We do not think there was any error of the court in submitting the first issue as to whether J. G. Peek had the mental capacity to comprehend the nature and effect of the act, or to submit the other issue of undue influence at the same time. We do not believe that the jury were misled thereby, or that the finding is contradictory. At any rate, there was ample testimony to support their finding, in response to the first issue, that he did not have the mental power to comprehend the nature of his act.

We can see no harm done in this case in submitting the second question. The court may have thought, in view of the appellant’s testimony, the jury could find he had mental capacity enough to know what he was doing, yet may have been unduly influenced too.

Therefore, when the jury answered he did not have the mental capacity, the answer to -the second question was rendered immaterial and harmless.

While true, as said in Indiana Co-op. Co. v. Gray, 184 S. W. 242, it would be error for trial court to enter a judgment on contradictory findings that could not be reconciled and thereby harmful, we cannot see such a contradictory finding here that has that effect. That and the case of Scott v. Townsend, 106 Tex. 322, 166 S. W. 1138, seem to be relied upon to establish appellants’ proposition. In the Scott Case the court is discussing a will contest case, and is not in point. It is true, whether to make a valid will or valid conveyance, there must be sufficient mental power to know and comprehend the nature of the act or transaction. That power implies some mental capacity, and when the ground to set aside a will, or deed, is predicated solely upon undue influence, it presupposes the existence of a strength of mind capable to act for itself, if let alone. In this case the right to cancel is based upon either ground, and the testimony is conflicting upon both. This case presents one in which the mind is incapable to contract, as well as to also suggest there was undue influence exercised even though it was upon an incapable mind. The result is the same.

It may be the court, in submitting the first issue, should have instructed the jury not to answer the second, if the first was answered in the affirmative — as wholly unnecessary. *213So, in this case, the finding of the first issue in the affirmative rendered a finding in the second harmless and unnecessary, but not error. If he did not have the mental capacity to make the contract, or, in other words, to understand the “nature and effect of such act,1’ we need go no further with the discussion of undue influence with reference to this case, but lay that issue out of sight. In the ease of Gibson v. Fifer, 21 Tex. 264, the suit was predicated both on mental weakness and undue influence, and the deed was set aside.

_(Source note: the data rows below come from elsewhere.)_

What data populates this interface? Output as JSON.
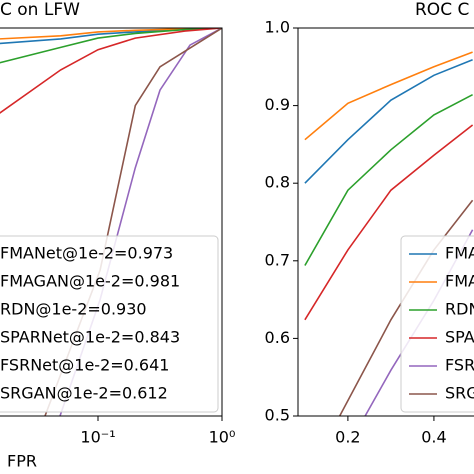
{
  "chart_data": [
    {
      "type": "line",
      "title": "C on LFW",
      "xlabel": "FPR",
      "xscale": "log",
      "xlim": [
        0.01,
        1
      ],
      "ylim": [
        0.5,
        1.0
      ],
      "xticks": [
        {
          "value": 0.1,
          "label": "10⁻¹"
        },
        {
          "value": 1,
          "label": "10⁰"
        }
      ],
      "legend": "lower right",
      "series": [
        {
          "name": "FMANet@1e-2=0.973",
          "color": "#1f77b4",
          "x": [
            0.016,
            0.05,
            0.1,
            0.2,
            0.5,
            1
          ],
          "values": [
            0.98,
            0.986,
            0.992,
            0.995,
            0.998,
            1.0
          ]
        },
        {
          "name": "FMAGAN@1e-2=0.981",
          "color": "#ff7f0e",
          "x": [
            0.016,
            0.05,
            0.1,
            0.2,
            0.5,
            1
          ],
          "values": [
            0.986,
            0.99,
            0.995,
            0.997,
            0.999,
            1.0
          ]
        },
        {
          "name": "RDN@1e-2=0.930",
          "color": "#2ca02c",
          "x": [
            0.016,
            0.05,
            0.1,
            0.2,
            0.5,
            1
          ],
          "values": [
            0.955,
            0.975,
            0.987,
            0.993,
            0.998,
            1.0
          ]
        },
        {
          "name": "SPARNet@1e-2=0.843",
          "color": "#d62728",
          "x": [
            0.016,
            0.05,
            0.1,
            0.2,
            0.5,
            1
          ],
          "values": [
            0.89,
            0.946,
            0.972,
            0.987,
            0.996,
            1.0
          ]
        },
        {
          "name": "FSRNet@1e-2=0.641",
          "color": "#9467bd",
          "x": [
            0.0494,
            0.104,
            0.2,
            0.316,
            0.552,
            1
          ],
          "values": [
            0.5,
            0.65,
            0.82,
            0.92,
            0.978,
            1.0
          ]
        },
        {
          "name": "SRGAN@1e-2=0.612",
          "color": "#8c564b",
          "x": [
            0.0374,
            0.104,
            0.2,
            0.316,
            1
          ],
          "values": [
            0.5,
            0.688,
            0.9,
            0.95,
            1.0
          ]
        }
      ]
    },
    {
      "type": "line",
      "title": "ROC C",
      "xlim": [
        0.084,
        1.0
      ],
      "ylim": [
        0.5,
        1.0
      ],
      "xticks": [
        0.2,
        0.4
      ],
      "yticks": [
        0.5,
        0.6,
        0.7,
        0.8,
        0.9,
        {
          "value": 1,
          "label": "1.0"
        }
      ],
      "legend": "lower right",
      "series": [
        {
          "name": "FMANet",
          "color": "#1f77b4",
          "x": [
            0.1,
            0.2,
            0.3,
            0.4,
            0.49
          ],
          "values": [
            0.8,
            0.856,
            0.907,
            0.939,
            0.959
          ]
        },
        {
          "name": "FMAGAN",
          "color": "#ff7f0e",
          "x": [
            0.1,
            0.2,
            0.3,
            0.4,
            0.49
          ],
          "values": [
            0.856,
            0.903,
            0.927,
            0.95,
            0.969
          ]
        },
        {
          "name": "RDN",
          "color": "#2ca02c",
          "x": [
            0.1,
            0.2,
            0.3,
            0.4,
            0.49
          ],
          "values": [
            0.694,
            0.791,
            0.843,
            0.888,
            0.914
          ]
        },
        {
          "name": "SPARNet",
          "color": "#d62728",
          "x": [
            0.1,
            0.2,
            0.3,
            0.4,
            0.49
          ],
          "values": [
            0.624,
            0.714,
            0.791,
            0.836,
            0.875
          ]
        },
        {
          "name": "FSRNet",
          "color": "#9467bd",
          "x": [
            0.24,
            0.3,
            0.4,
            0.49
          ],
          "values": [
            0.5,
            0.559,
            0.649,
            0.74
          ]
        },
        {
          "name": "SRGAN",
          "color": "#8c564b",
          "x": [
            0.181,
            0.3,
            0.4,
            0.49
          ],
          "values": [
            0.5,
            0.624,
            0.714,
            0.778
          ]
        }
      ]
    }
  ]
}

See, also, Black, supra, §§ 262, 263. These eases are authority for the consideration of both issues.

There were no objections made, or bills of exception taken and filed to the court’s charge, or any • special issue requested by appellant for submission of any defense whatever. We have examined and considered separately each and every one of the assignments as they were separately presented, and find no reversible error assigned; and they are each overruled, and the judgment of the court is affirmed.